- Genre: Romantic comedy Family Drama
- Screenplay by: P.Maarimuthu
- Directed by: R. Deventhiran
- Starring: Nachathira Shyam Nalini Gayatri Jayaraman
- Country of origin: India
- Original language: Tamil
- No. of seasons: 1
- No. of episodes: 275

Production
- Executive producer: Senkathirselvan
- Producers: Karthik Jayaram Pradeep Athinarayanan
- Cinematography: K. Kesavan
- Editor: P.Arunkumar
- Camera setup: Multi-camera
- Running time: 22 minutes
- Production company: 4th Wall Media Works LLP

Original release
- Network: Colors Tamil
- Release: 3 January – 9 December 2022

= Valli Thirumanam (TV series) =

Valli Thirumanam ( Valli's Marriage) is a 2022 Indian-Tamil-language Romantic comedy Family drama television series, starring Nachathira and Shyam.
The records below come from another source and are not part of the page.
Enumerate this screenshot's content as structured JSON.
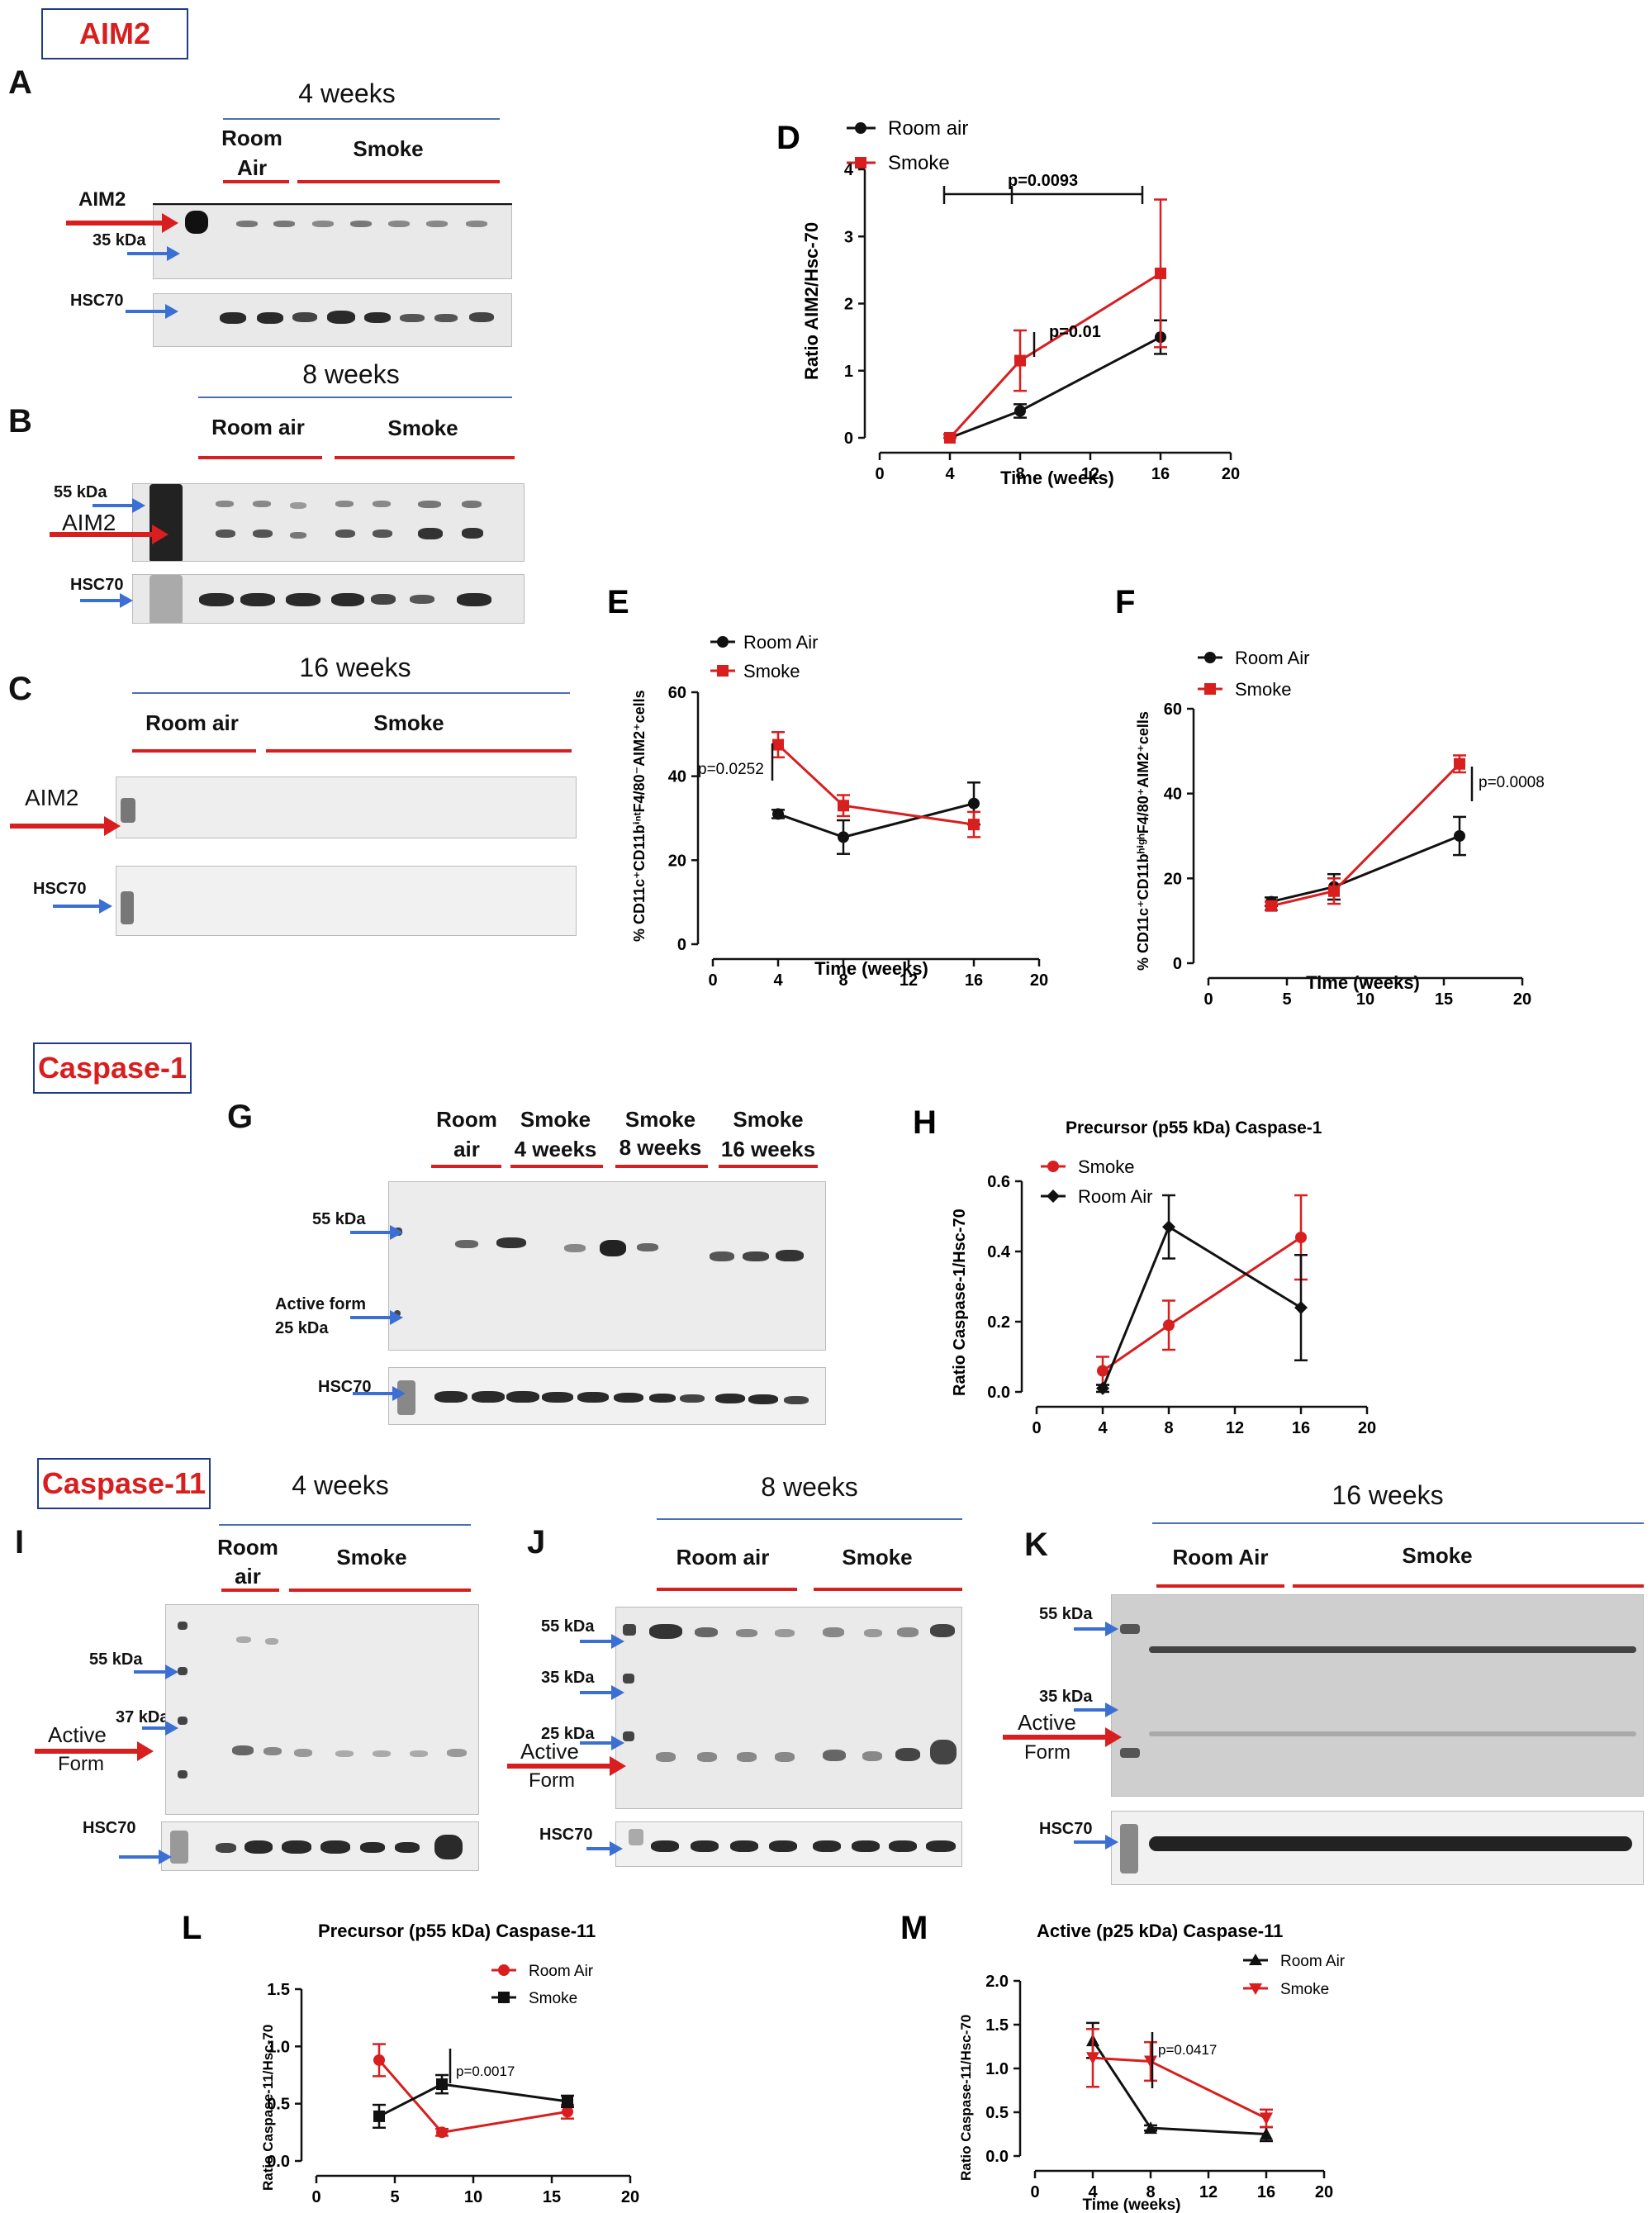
{
  "sections": {
    "aim2": "AIM2",
    "caspase1": "Caspase-1",
    "caspase11": "Caspase-11"
  },
  "panels": {
    "A": "A",
    "B": "B",
    "C": "C",
    "D": "D",
    "E": "E",
    "F": "F",
    "G": "G",
    "H": "H",
    "I": "I",
    "J": "J",
    "K": "K",
    "L": "L",
    "M": "M"
  },
  "blot_labels": {
    "four_weeks": "4 weeks",
    "eight_weeks": "8 weeks",
    "sixteen_weeks": "16 weeks",
    "room_air_split_1": "Room",
    "room_air_split_2": "Air",
    "room_air": "Room air",
    "room_air_cap": "Room Air",
    "room_air_lower_1": "Room",
    "room_air_lower_2": "air",
    "smoke": "Smoke",
    "aim2": "AIM2",
    "hsc70": "HSC70",
    "kda35": "35 kDa",
    "kda55": "55 kDa",
    "kda37": "37 kDa",
    "kda25": "25 kDa",
    "active_form_1": "Active",
    "active_form_2": "Form",
    "active_form_g1": "Active form",
    "active_form_g2": "25 kDa",
    "smoke4_1": "Smoke",
    "smoke4_2": "4 weeks",
    "smoke8_1": "Smoke",
    "smoke8_2": "8 weeks",
    "smoke16_1": "Smoke",
    "smoke16_2": "16 weeks"
  },
  "colors": {
    "room_air": "#111111",
    "smoke": "#d81e1e",
    "label_red": "#d81e1e",
    "accent_blue": "#4a6fb5"
  },
  "chart_data": [
    {
      "id": "D",
      "type": "line",
      "ylabel": "Ratio  AIM2/Hsc-70",
      "xlabel": "Time (weeks)",
      "xlim": [
        0,
        20
      ],
      "ylim": [
        0,
        4
      ],
      "xticks": [
        0,
        4,
        8,
        12,
        16,
        20
      ],
      "yticks": [
        0,
        1,
        2,
        3,
        4
      ],
      "legend": "top-left",
      "series": [
        {
          "name": "Room air",
          "x": [
            4,
            8,
            16
          ],
          "y": [
            0,
            0.4,
            1.5
          ],
          "err": [
            0.05,
            0.1,
            0.25
          ],
          "marker": "circle",
          "color": "#111111"
        },
        {
          "name": "Smoke",
          "x": [
            4,
            8,
            16
          ],
          "y": [
            0,
            1.15,
            2.45
          ],
          "err": [
            0.05,
            0.45,
            1.1
          ],
          "marker": "square",
          "color": "#d81e1e"
        }
      ],
      "annotations": [
        "p=0.0093",
        "p=0.01"
      ]
    },
    {
      "id": "E",
      "type": "line",
      "ylabel": "% CD11c⁺CD11bⁱⁿᵗF4/80⁻AIM2⁺cells",
      "xlabel": "Time (weeks)",
      "xlim": [
        0,
        20
      ],
      "ylim": [
        0,
        60
      ],
      "xticks": [
        0,
        4,
        8,
        12,
        16,
        20
      ],
      "yticks": [
        0,
        20,
        40,
        60
      ],
      "legend": "top-left",
      "series": [
        {
          "name": "Room Air",
          "x": [
            4,
            8,
            16
          ],
          "y": [
            31,
            25.5,
            33.5
          ],
          "err": [
            1,
            4,
            5
          ],
          "marker": "circle",
          "color": "#111111"
        },
        {
          "name": "Smoke",
          "x": [
            4,
            8,
            16
          ],
          "y": [
            47.5,
            33,
            28.5
          ],
          "err": [
            3,
            2.5,
            3
          ],
          "marker": "square",
          "color": "#d81e1e"
        }
      ],
      "annotations": [
        "p=0.0252"
      ]
    },
    {
      "id": "F",
      "type": "line",
      "ylabel": "% CD11c⁺CD11bʰⁱᵍʰF4/80⁺AIM2⁺cells",
      "xlabel": "Time (weeks)",
      "xlim": [
        0,
        20
      ],
      "ylim": [
        0,
        60
      ],
      "xticks": [
        0,
        5,
        10,
        15,
        20
      ],
      "yticks": [
        0,
        20,
        40,
        60
      ],
      "legend": "top-left",
      "series": [
        {
          "name": "Room Air",
          "x": [
            4,
            8,
            16
          ],
          "y": [
            14.5,
            18,
            30
          ],
          "err": [
            1,
            3,
            4.5
          ],
          "marker": "circle",
          "color": "#111111"
        },
        {
          "name": "Smoke",
          "x": [
            4,
            8,
            16
          ],
          "y": [
            13.5,
            17,
            47
          ],
          "err": [
            1,
            3,
            2
          ],
          "marker": "square",
          "color": "#d81e1e"
        }
      ],
      "annotations": [
        "p=0.0008"
      ]
    },
    {
      "id": "H",
      "type": "line",
      "title": "Precursor (p55 kDa) Caspase-1",
      "ylabel": "Ratio Caspase-1/Hsc-70",
      "xlabel": "",
      "xlim": [
        0,
        20
      ],
      "ylim": [
        0,
        0.6
      ],
      "xticks": [
        0,
        4,
        8,
        12,
        16,
        20
      ],
      "yticks": [
        0.0,
        0.2,
        0.4,
        0.6
      ],
      "legend": "top-left",
      "series": [
        {
          "name": "Smoke",
          "x": [
            4,
            8,
            16
          ],
          "y": [
            0.06,
            0.19,
            0.44
          ],
          "err": [
            0.04,
            0.07,
            0.12
          ],
          "marker": "circle",
          "color": "#d81e1e"
        },
        {
          "name": "Room Air",
          "x": [
            4,
            8,
            16
          ],
          "y": [
            0.01,
            0.47,
            0.24
          ],
          "err": [
            0.01,
            0.09,
            0.15
          ],
          "marker": "diamond",
          "color": "#111111"
        }
      ],
      "annotations": []
    },
    {
      "id": "L",
      "type": "line",
      "title": "Precursor (p55 kDa) Caspase-11",
      "ylabel": "Ratio Caspase-11/Hsc-70",
      "xlabel": "",
      "xlim": [
        0,
        20
      ],
      "ylim": [
        0,
        1.5
      ],
      "xticks": [
        0,
        5,
        10,
        15,
        20
      ],
      "yticks": [
        0.0,
        0.5,
        1.0,
        1.5
      ],
      "legend": "top-right",
      "series": [
        {
          "name": "Room Air",
          "x": [
            4,
            8,
            16
          ],
          "y": [
            0.88,
            0.25,
            0.43
          ],
          "err": [
            0.14,
            0.03,
            0.06
          ],
          "marker": "circle",
          "color": "#d81e1e"
        },
        {
          "name": "Smoke",
          "x": [
            4,
            8,
            16
          ],
          "y": [
            0.39,
            0.67,
            0.52
          ],
          "err": [
            0.1,
            0.08,
            0.05
          ],
          "marker": "square",
          "color": "#111111"
        }
      ],
      "annotations": [
        "p=0.0017"
      ]
    },
    {
      "id": "M",
      "type": "line",
      "title": "Active (p25 kDa) Caspase-11",
      "ylabel": "Ratio Caspase-11/Hsc-70",
      "xlabel": "Time (weeks)",
      "xlim": [
        0,
        20
      ],
      "ylim": [
        0,
        2.0
      ],
      "xticks": [
        0,
        4,
        8,
        12,
        16,
        20
      ],
      "yticks": [
        0.0,
        0.5,
        1.0,
        1.5,
        2.0
      ],
      "legend": "top-right",
      "series": [
        {
          "name": "Room Air",
          "x": [
            4,
            8,
            16
          ],
          "y": [
            1.32,
            0.32,
            0.25
          ],
          "err": [
            0.2,
            0.03,
            0.08
          ],
          "marker": "triangle-up",
          "color": "#111111"
        },
        {
          "name": "Smoke",
          "x": [
            4,
            8,
            16
          ],
          "y": [
            1.12,
            1.08,
            0.43
          ],
          "err": [
            0.33,
            0.22,
            0.1
          ],
          "marker": "triangle-down",
          "color": "#d81e1e"
        }
      ],
      "annotations": [
        "p=0.0417"
      ]
    }
  ]
}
The show is produced by 4th Wall Media Works LLP of Karthik Jayaram and Pradeep Athinarayanan, that was premiered on 3 January 2022 and ended on 9 December 2022 with 275 episodes and aired on Colors Tamil and is also digitally available on Voot.

==Plot==
The story follows the life of a mischievous girl Valli (Nachathira) who is a bold and arrogant money lender. Karthik (R.Shyam) a soft, Kind-hearted man searches for a bride who has the same quality as he does. Vadivu (Nalini), Valli's mother wants Valli to marry Karthik, as Vadivu thinks he was a good suitor for Valli. Due to Vadivu's compulsion, Valli projects herself as a soft girl and enters the life of Karthik. The rest of story concentrates on the marriage life of Valli.

== Cast ==
=== Main ===
- Nachathira as Valli Karthik
  - Karthik's wife and Vadivu's daughter, strict and she tries all the tricks to get her money back from the lenders.
- R. Shyam as Karthik
  - Valli's husband and Vasundhara's younger brother, is courteous and soft-spoken. He wants his better half to have the same attributes as he does.